Divisor Graphs of a Commutative Ring

Abstract

If x is an element of a commutative ring R then define the x-divisor graph \(\varGamma _x(R)\) to be the graph, whose vertices are the elements of \(d(x)=\{r\in R\) | \(rs=x\) for some \(s\in R\}\) such that two distinct vertices r and s are adjacent if and only if \(rs=x\). In this chapter, the components of \(\varGamma _x(R)\) are completely characterized when R is a von Neumann regular ring. Various other types of “divisor graphs” are considered as well. For example, if x is a nonzero element of an integral domain R with group of units U(R) then the compressed divisor graph \((\varGamma _E)_x^{d^\times }(R)\) associated with x is defined to be the graph, whose vertices are the associate-equivalence classes \(\overline{r}=rU(R)\) of elements \(r\in d(x)^\times =d(x)\setminus (xU(R)\cup U(R))\) such that two distinct vertices \(\overline{r}\) and \(\overline{s}\) are adjacent if and only if \(rs\in d(x)\). Alternatively, by letting M be the positive cone of the group of divisibility of R, every \((\varGamma _E)_x^{d^\times }(R)\) is a member of the class of graphs \(\varGamma _{\le x}(M)\) defined by picking an element x of a partially ordered commutative monoid M with least element equal to its identity 1, and letting the vertices of \(\varGamma _{\le x}(M)\) be the elements of \(\{m\in M\) | \(1<m<x\}\) such that two distinct vertices m and n are adjacent if and only if \(mn\le x\). Other aspects of the chapter include the exploration of graph-theoretic criteria that reveal when two elements of an integral domain are associates, and it is proved that R is a unique factorization domain if and only if \((\varGamma _E)_x^{d^\times }(R)\) is either null or finite with a dominant clique for every \(x\in R\setminus \{0\}\).
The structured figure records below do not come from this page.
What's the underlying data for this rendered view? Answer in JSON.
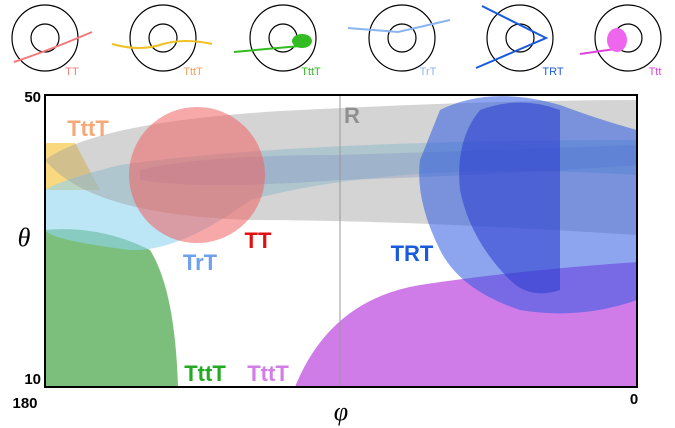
{
  "icons": [
    {
      "label": "TT",
      "color": "#f07a7a"
    },
    {
      "label": "TttT",
      "color": "#f0a060"
    },
    {
      "label": "TttT",
      "color": "#33bb22"
    },
    {
      "label": "TrT",
      "color": "#8ab4f0"
    },
    {
      "label": "TRT",
      "color": "#1a5adc"
    },
    {
      "label": "Ttt",
      "color": "#dd44dd"
    }
  ],
  "axes": {
    "y_label": "θ",
    "x_label": "φ",
    "y_top": "50",
    "y_bottom": "10",
    "x_left": "180",
    "x_right": "0"
  },
  "regions": [
    {
      "label": "R",
      "color": "#909090"
    },
    {
      "label": "TttT",
      "color": "#f5a878"
    },
    {
      "label": "TT",
      "color": "#e01010"
    },
    {
      "label": "TrT",
      "color": "#6fa0ee"
    },
    {
      "label": "TRT",
      "color": "#1a5adc"
    },
    {
      "label": "TttT",
      "color": "#22aa22"
    },
    {
      "label": "TttT",
      "color": "#d47ce8"
    }
  ]
}
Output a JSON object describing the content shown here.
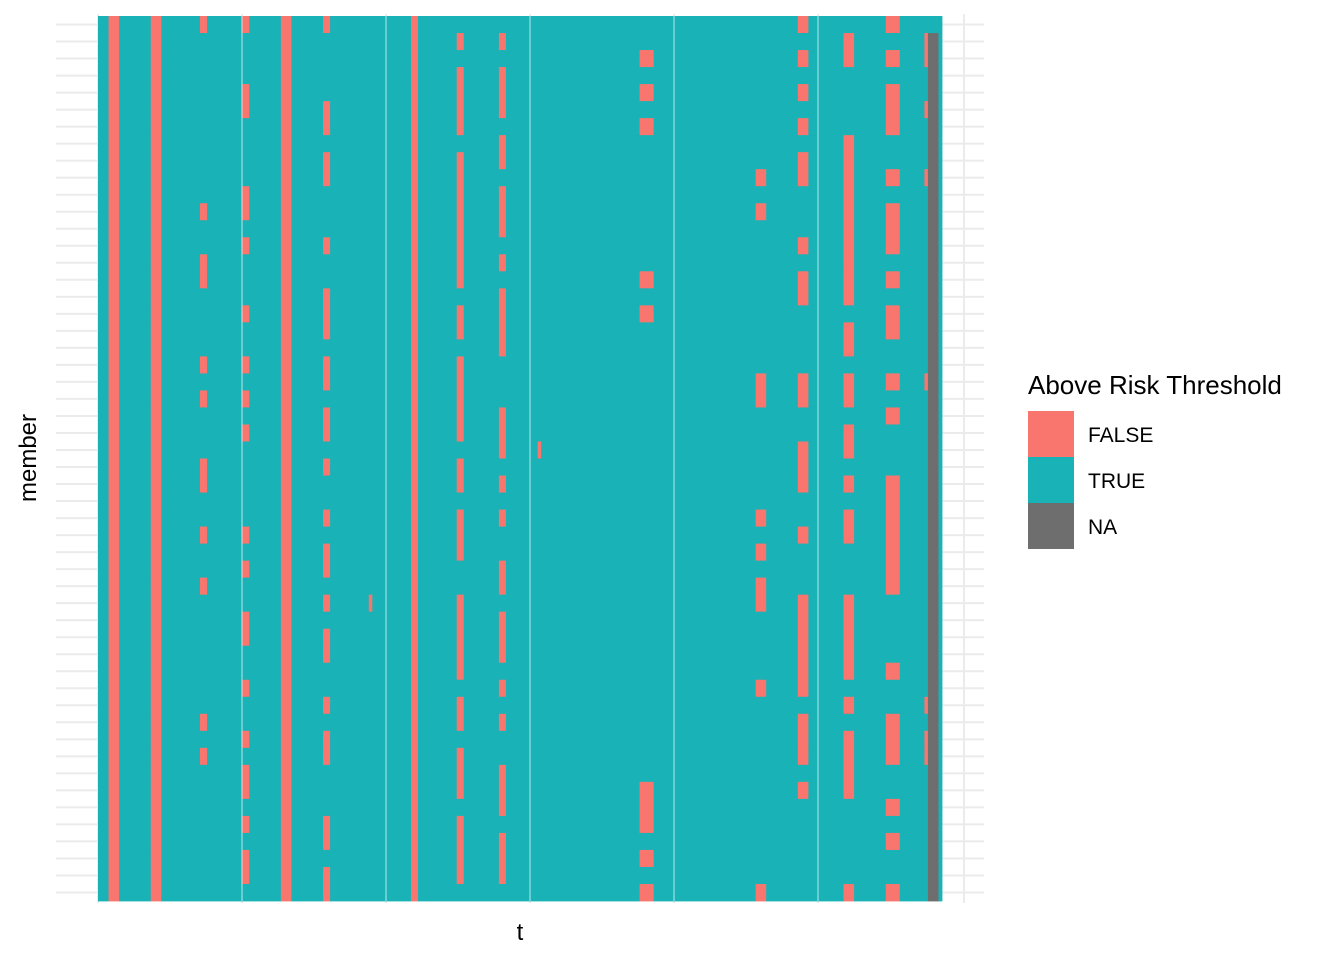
{
  "chart_data": {
    "type": "heatmap",
    "title": "",
    "xlabel": "t",
    "ylabel": "member",
    "x_tick_labels_shown": false,
    "y_tick_labels_shown": false,
    "grid": true,
    "legend_position": "right",
    "legend": {
      "title": "Above Risk Threshold",
      "entries": [
        {
          "label": "FALSE",
          "color": "#F8766D"
        },
        {
          "label": "TRUE",
          "color": "#19B2B7"
        },
        {
          "label": "NA",
          "color": "#6E6E6E"
        }
      ]
    },
    "n_members": 52,
    "n_timesteps": 240,
    "default_value": "TRUE",
    "na_columns": [
      237,
      238,
      239
    ],
    "false_columns_all_members": [
      4,
      5,
      6,
      16,
      17,
      18,
      53,
      54,
      55,
      90,
      91
    ],
    "false_blocks": [
      {
        "t": [
          30,
          31
        ],
        "members": [
          1,
          12,
          15,
          16,
          21,
          23,
          27,
          28,
          31,
          34,
          42,
          44
        ]
      },
      {
        "t": [
          42,
          43
        ],
        "members": [
          1,
          5,
          6,
          11,
          12,
          14,
          18,
          21,
          23,
          25,
          31,
          33,
          36,
          37,
          40,
          43,
          45,
          46,
          48,
          50,
          51
        ]
      },
      {
        "t": [
          65,
          66
        ],
        "members": [
          1,
          6,
          7,
          9,
          10,
          14,
          17,
          18,
          19,
          21,
          22,
          24,
          25,
          27,
          30,
          32,
          33,
          35,
          37,
          38,
          41,
          43,
          44,
          48,
          49,
          51,
          52
        ]
      },
      {
        "t": [
          103,
          104
        ],
        "members": [
          2,
          4,
          5,
          6,
          7,
          9,
          10,
          11,
          12,
          13,
          14,
          15,
          16,
          18,
          19,
          21,
          22,
          23,
          24,
          25,
          27,
          28,
          30,
          31,
          32,
          35,
          36,
          37,
          38,
          39,
          41,
          42,
          44,
          45,
          46,
          48,
          49,
          50,
          51
        ]
      },
      {
        "t": [
          115,
          116
        ],
        "members": [
          2,
          4,
          5,
          6,
          8,
          9,
          11,
          12,
          13,
          15,
          17,
          18,
          19,
          20,
          24,
          25,
          26,
          28,
          30,
          33,
          34,
          36,
          37,
          38,
          40,
          42,
          45,
          46,
          47,
          49,
          50,
          51
        ]
      },
      {
        "t": [
          126
        ],
        "members": [
          26
        ]
      },
      {
        "t": [
          78
        ],
        "members": [
          35
        ]
      },
      {
        "t": [
          155,
          156,
          157,
          158
        ],
        "members": [
          3,
          5,
          7,
          16,
          18,
          46,
          47,
          48,
          50,
          52
        ]
      },
      {
        "t": [
          188,
          189,
          190
        ],
        "members": [
          10,
          12,
          22,
          23,
          30,
          32,
          34,
          35,
          40,
          52
        ]
      },
      {
        "t": [
          200,
          201,
          202
        ],
        "members": [
          1,
          3,
          5,
          7,
          9,
          10,
          14,
          16,
          17,
          22,
          23,
          26,
          27,
          28,
          31,
          35,
          36,
          37,
          38,
          39,
          40,
          42,
          43,
          44,
          46
        ]
      },
      {
        "t": [
          213,
          214,
          215
        ],
        "members": [
          2,
          3,
          8,
          9,
          10,
          11,
          12,
          13,
          14,
          15,
          16,
          17,
          19,
          20,
          22,
          23,
          25,
          26,
          28,
          30,
          31,
          35,
          36,
          37,
          38,
          39,
          41,
          43,
          44,
          45,
          46,
          52
        ]
      },
      {
        "t": [
          225,
          226,
          227,
          228
        ],
        "members": [
          1,
          3,
          5,
          6,
          7,
          10,
          12,
          13,
          14,
          16,
          18,
          19,
          22,
          24,
          28,
          29,
          30,
          31,
          32,
          33,
          34,
          39,
          42,
          43,
          44,
          47,
          49,
          52
        ]
      },
      {
        "t": [
          236
        ],
        "members": [
          2,
          3,
          6,
          10,
          22,
          41,
          43,
          44
        ]
      }
    ]
  }
}
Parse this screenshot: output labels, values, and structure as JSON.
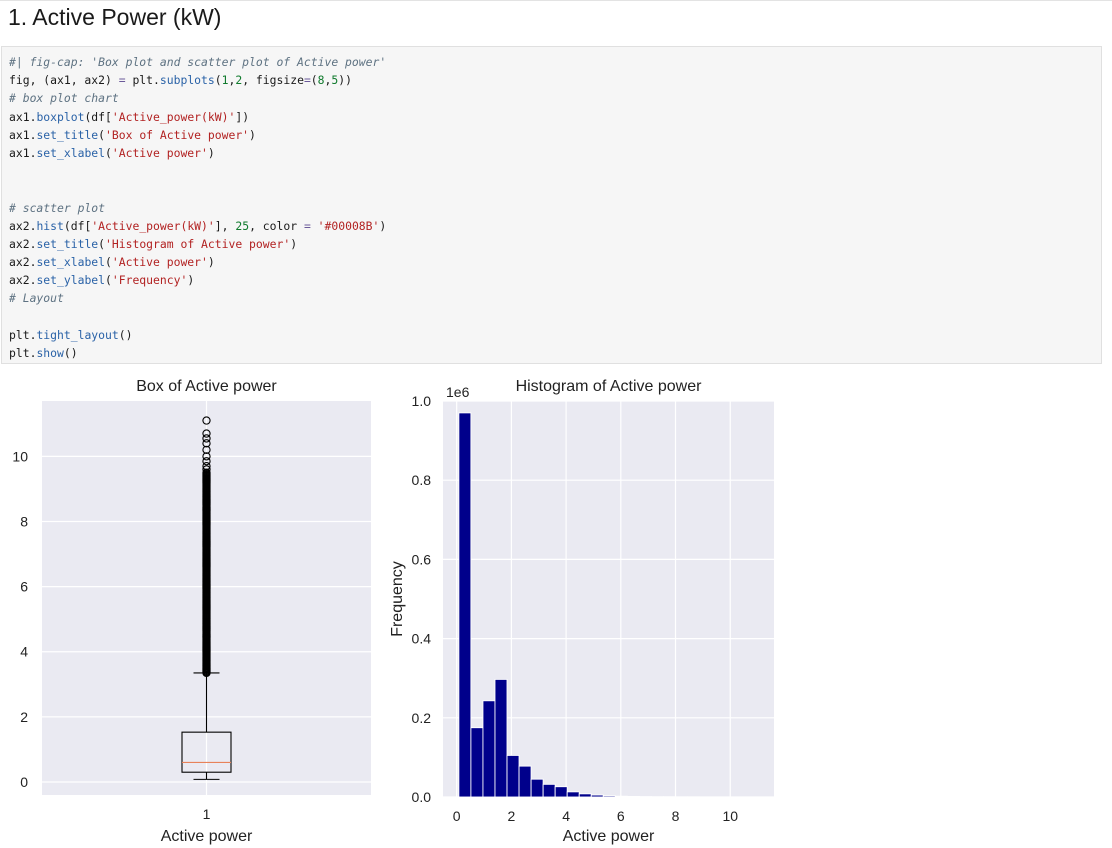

Throughout, emphasis is placed on similarities with zero-divisor graphs. For example, it is proved that if R is von Neumann regular and G is a component of \(\varGamma _x(R)\) that contains a square root of x then \(G\cong \varGamma _0(\text {ann}_R(x))\) (in particular, if \(x=0\) then we have the tautology \(G\cong \varGamma _0(R)\)), and if x is a square-free element of a unique factorization domain then \((\varGamma _E)_x^{d^\times }(R)\) is isomorphic to a zero-divisor graph of a finite Boolean ring.

This work is dedicated to David Fenimore Anderson, whose guidance and leadership has fostered multitudes of mathematical pursuits, and whose friendship has inspirited a lighthearted approach to all of them.